Qantas CEO Alan Joyce's much-vaunted three year transformation program is on track to write up $2 billion in savings and benefits by the middle of next year as the airline prepares to take delivery of its first Boeing 787.
It'd be a timely segue into the 'post-transformation' era, except that Joyce says the process of transforming Qantas into a lean and sharply competitive airline isn't about to hit a hard stop.
"I don't think you can ever stop transforming in this industry" Joyce told Australian Business Traveller on the sidelines of the launch of new uniforms for the airline's almost 3,000 domestic and international pilots.
That uniform caps off the 2013 debut of the current uniform for cabin crew and ground staff, and is not only the first new uniform for pilots since 2003 but also the first with an outfit designed especially for female pilots.
"We have the accelerated transformation program, and next year is the last year of that, and then post that we'll continue to change and update the business."

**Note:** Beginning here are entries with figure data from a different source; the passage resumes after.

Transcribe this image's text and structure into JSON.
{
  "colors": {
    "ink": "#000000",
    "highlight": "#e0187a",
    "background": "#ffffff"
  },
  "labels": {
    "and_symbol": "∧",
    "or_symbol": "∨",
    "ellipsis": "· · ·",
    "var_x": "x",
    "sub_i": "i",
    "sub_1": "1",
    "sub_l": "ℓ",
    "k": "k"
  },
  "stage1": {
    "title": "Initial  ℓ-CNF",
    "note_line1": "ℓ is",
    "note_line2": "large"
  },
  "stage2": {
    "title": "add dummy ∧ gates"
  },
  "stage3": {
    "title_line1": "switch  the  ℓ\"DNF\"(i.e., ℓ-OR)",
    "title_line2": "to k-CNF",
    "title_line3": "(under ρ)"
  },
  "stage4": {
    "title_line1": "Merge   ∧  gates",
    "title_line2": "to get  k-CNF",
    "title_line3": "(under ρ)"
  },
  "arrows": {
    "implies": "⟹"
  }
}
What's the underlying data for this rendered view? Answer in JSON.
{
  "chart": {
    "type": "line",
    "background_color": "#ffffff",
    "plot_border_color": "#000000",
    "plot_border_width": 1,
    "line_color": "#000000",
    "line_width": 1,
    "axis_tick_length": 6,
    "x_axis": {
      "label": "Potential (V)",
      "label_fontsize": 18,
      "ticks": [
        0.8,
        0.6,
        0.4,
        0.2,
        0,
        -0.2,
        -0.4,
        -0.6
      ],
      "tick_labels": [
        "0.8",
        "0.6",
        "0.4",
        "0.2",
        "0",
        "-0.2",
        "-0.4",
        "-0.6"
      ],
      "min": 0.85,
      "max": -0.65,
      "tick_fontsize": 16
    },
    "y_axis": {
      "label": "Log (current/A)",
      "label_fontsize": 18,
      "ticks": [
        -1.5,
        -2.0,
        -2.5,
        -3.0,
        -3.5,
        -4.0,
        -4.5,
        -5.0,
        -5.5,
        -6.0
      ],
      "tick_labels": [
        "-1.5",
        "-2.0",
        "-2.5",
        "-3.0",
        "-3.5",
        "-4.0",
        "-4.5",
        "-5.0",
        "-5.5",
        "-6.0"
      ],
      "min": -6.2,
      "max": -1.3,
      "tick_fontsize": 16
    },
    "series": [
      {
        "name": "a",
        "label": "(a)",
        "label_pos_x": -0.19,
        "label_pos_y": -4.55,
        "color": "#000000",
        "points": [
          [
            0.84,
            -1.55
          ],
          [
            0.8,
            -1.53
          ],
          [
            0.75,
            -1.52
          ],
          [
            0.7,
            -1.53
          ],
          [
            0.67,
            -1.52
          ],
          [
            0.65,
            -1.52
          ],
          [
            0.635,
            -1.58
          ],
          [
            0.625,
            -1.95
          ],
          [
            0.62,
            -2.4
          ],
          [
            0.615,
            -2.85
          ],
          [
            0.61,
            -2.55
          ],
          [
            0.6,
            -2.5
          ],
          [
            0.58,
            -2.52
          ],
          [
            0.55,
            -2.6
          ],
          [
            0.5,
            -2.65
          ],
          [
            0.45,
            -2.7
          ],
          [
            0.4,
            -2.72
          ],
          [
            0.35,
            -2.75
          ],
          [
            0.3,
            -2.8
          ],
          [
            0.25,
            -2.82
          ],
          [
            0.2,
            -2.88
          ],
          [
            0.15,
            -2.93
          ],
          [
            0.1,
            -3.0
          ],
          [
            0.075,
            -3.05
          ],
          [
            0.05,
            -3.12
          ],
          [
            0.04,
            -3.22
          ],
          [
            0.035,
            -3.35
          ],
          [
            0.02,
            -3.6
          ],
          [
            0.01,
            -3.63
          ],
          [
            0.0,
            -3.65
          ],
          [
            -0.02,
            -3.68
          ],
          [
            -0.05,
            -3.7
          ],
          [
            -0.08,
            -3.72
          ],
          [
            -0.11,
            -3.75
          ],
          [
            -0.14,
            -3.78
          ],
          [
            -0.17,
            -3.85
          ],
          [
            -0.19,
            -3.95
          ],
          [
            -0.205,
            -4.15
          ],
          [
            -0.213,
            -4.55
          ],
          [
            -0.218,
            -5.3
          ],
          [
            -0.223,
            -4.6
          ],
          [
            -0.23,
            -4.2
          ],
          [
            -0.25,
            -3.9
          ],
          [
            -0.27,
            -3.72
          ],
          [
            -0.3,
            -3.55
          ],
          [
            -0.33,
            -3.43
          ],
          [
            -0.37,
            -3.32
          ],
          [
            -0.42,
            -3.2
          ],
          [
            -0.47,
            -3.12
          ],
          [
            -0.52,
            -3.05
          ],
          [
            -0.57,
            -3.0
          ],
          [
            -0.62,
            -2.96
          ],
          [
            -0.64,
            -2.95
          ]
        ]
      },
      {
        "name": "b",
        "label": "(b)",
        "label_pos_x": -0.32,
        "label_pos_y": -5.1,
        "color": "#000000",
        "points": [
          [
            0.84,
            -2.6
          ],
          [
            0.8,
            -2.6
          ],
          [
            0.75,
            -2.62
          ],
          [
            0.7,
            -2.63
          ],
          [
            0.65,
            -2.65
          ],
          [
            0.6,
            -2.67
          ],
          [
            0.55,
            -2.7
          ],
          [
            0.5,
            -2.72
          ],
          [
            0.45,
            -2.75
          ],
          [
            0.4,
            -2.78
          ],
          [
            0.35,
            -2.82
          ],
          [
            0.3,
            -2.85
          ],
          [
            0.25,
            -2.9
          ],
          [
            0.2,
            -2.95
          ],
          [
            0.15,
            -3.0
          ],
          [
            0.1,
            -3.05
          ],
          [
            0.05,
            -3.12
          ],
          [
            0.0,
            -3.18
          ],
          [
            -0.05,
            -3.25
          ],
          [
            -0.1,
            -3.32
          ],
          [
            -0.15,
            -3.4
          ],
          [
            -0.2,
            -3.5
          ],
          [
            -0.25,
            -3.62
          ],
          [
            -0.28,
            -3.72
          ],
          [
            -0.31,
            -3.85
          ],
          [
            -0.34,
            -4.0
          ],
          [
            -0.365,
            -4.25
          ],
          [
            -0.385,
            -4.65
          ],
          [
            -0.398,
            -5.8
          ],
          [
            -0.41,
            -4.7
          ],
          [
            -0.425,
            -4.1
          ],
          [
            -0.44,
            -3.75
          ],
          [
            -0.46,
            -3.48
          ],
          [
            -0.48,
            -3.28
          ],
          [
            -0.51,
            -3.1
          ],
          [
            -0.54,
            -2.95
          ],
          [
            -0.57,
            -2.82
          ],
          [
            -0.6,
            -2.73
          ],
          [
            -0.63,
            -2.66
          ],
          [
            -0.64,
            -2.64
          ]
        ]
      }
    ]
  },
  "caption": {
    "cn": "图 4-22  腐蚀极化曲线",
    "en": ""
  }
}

"The next biggest opportunity we will have will be the Boeing 787s and the opportunities they create" Joyce said, adding that "in itself that aircraft represents a transformation in new long routes" as well as lower operating costs driven by the Dreamliner's fuel efficiency.
Qantas has eight of the next-generation Boeing 787-9s on order, with the first due in late 2017, but with 15 purchase options and 30 purchase rights up its sleeve and plans to eventually replace its older Boeing 747s and Airbus A330s, there's little doubt that additional and larger Dreamliner purchases are waiting in the wings.
And the timing couldn't be better, Joyce says, as Qantas continues its climb towards the largest turnaround in Australian corporate history.
"I think Qantas is in probably the best position I have seen for a long time" Joyce says, "thanks to the hard work by all of our people – we owe credit to everybody in the company about what they've achieved."
The airline is enjoying an unprecedented set of tailwinds, with the results of its cost-cutting program bolstered by continued low fuel prices, although this year will see a measured drawdown on domestic capacity due to softer demand.
"What's happening now is that everything is coming together at the same time, which is great."
"Our financial results for 2015 were the best we've ever had, we're giving returns back to the shareholders, our customer ratings are the best they've ever been, and our engagement with our people is the best it's ever been. We're now investing in (our pilots) with new uniforms and in recruitment of pilots for the Boeing 787s."
Not cutting back at the coalface
Notable in the transformation plan, Joyce calls out, is that at the same time costs were being shaved throughout the sprawling Qantas business empire there was an increased focus on the coalface of passenger experience.
"All the way through the tough times we continued to invest – some of the decisions like the new LA lounges and the new seats on the A330s, they were all decisions made at the really tough times, so we never really stopped investing."
"I don't think you can stop that investment in the bad times, it has to be consistent and it will pay dividends at the right time."
Qantas is close to completing the upgrade of its Airbus A330 fleet to the new Business Suite business class seating, with only one more A330-300 to go under the knife while the remaining eight A330-200s will be refitted before the year is out.
On the lounge front, the back end of this year will see the opening of new domestic and international lounges at Brisbane Airport, including an all-new international 'premium' lounge combining the current first and business class spaces.